In contrast to the high echodenisty of the normal thyroid parenchyma due to the follicle structure, a reduction in thyroid echogenicity by US is commonly encountered in autoimmune thyroid diseases, being probably attributed to both lymphocytic infiltration and disruption of normal tissue architecture. Currently, thyroid hypoechogenicity is viewed as an early sign of thyroid autoimmunity, which may even precede the clinical suspicion of thyroid disorder [27].

Using a subjective measure of thyroid echogenicity, previous studies demonstrated that in patients with thyroid autoimmune diseases, the presence of circulating thyroid antibodies (Abs) as well as the development of hypothyroidism was closely correlated with the degree of thyroid hypoechogenicity [28].

Limitations of the current study include the fact that all subjects (HT and controls) had evidence of EBV exposure and temporality between EBV exposure and development of HT cannot be determined. Therefore, it can only suggest association, but cannot confirm or determine causation. However, the strength of the present work comes from the fact that, to the best of our knowledge, this is the first study in Egypt and in the Middle East to explore the different serological profile markers of EBV in HT patients.

Conclusion

The high serum levels of EBV VCA IgG and EBV EA IgG in patients with HT point to a possible association between EBV and HT. However, the EBV serological status did not differ between euthyroid and hypothyroid HT. This might suggest the absence of a relation between EBV and the severity of thyroid affection.
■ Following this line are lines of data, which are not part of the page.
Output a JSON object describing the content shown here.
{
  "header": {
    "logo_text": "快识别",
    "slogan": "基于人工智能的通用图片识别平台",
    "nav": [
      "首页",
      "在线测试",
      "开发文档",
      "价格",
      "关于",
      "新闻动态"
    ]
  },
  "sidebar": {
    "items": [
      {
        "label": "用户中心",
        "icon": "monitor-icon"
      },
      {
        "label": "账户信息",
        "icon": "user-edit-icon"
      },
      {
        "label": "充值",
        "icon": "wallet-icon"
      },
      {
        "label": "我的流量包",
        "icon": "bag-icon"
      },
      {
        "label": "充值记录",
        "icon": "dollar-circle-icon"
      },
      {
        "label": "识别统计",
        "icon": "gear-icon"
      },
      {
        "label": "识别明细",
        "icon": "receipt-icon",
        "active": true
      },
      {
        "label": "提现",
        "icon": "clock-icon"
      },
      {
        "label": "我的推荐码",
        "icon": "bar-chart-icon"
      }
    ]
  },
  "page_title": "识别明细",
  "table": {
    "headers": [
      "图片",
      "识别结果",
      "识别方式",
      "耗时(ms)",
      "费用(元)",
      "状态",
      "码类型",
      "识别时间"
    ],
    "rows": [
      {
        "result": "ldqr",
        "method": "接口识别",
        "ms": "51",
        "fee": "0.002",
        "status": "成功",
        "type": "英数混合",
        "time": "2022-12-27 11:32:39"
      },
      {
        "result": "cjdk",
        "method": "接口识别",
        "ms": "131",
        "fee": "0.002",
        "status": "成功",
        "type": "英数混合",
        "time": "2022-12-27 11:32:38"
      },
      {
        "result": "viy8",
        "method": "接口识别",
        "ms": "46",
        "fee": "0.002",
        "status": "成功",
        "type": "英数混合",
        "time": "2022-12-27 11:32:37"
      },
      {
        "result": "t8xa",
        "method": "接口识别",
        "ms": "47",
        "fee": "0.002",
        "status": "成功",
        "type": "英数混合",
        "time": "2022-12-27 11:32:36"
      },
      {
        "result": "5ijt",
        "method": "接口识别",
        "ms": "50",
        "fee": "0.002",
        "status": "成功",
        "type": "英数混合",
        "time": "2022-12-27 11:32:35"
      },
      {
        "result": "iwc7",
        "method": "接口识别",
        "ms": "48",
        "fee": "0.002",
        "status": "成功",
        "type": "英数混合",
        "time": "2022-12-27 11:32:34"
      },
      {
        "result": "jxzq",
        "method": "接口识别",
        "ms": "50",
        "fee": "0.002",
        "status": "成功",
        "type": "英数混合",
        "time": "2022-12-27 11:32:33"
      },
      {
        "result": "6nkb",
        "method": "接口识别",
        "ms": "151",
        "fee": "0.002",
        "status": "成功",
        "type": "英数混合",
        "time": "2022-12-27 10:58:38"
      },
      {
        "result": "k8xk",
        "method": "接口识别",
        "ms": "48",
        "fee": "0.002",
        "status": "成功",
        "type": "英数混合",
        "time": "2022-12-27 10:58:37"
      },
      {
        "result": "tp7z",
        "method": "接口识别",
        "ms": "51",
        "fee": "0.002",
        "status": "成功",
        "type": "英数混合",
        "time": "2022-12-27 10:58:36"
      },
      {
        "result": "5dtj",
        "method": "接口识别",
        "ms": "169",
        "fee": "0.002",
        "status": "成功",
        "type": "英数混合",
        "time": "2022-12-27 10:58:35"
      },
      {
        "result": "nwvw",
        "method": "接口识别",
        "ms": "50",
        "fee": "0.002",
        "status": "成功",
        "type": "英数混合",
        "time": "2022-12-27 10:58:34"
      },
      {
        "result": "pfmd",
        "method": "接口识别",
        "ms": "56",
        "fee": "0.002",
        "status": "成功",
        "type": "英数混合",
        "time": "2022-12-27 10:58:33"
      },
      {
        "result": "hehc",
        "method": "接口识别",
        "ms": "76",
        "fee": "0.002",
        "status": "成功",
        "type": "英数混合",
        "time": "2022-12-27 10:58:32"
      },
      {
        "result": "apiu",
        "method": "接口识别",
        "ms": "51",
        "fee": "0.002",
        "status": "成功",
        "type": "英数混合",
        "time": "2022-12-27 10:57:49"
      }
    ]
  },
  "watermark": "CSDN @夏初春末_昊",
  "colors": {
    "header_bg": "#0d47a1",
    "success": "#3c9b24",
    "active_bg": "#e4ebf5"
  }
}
The direct relation between serum TSH and EBV VCA IgG, and the negative relation between serum FT3 and EBNA-1IgG would however suggest that EBV status may be associated with the degree of thyroid hormonal dysfunction.

The significant positive correlation between serum EBNA-1 IgG levels and anti TPO titer in healthy control subjects may suggest a role of EBV in triggering thyroid autoimmunity, early before true development of HT.

Further studies with larger sample size to prove the causal relationship between EBV and HT are mandatory.

Funding

This research did not receive any specific grant from funding agencies in the public, commercial, or not-for-profit sectors.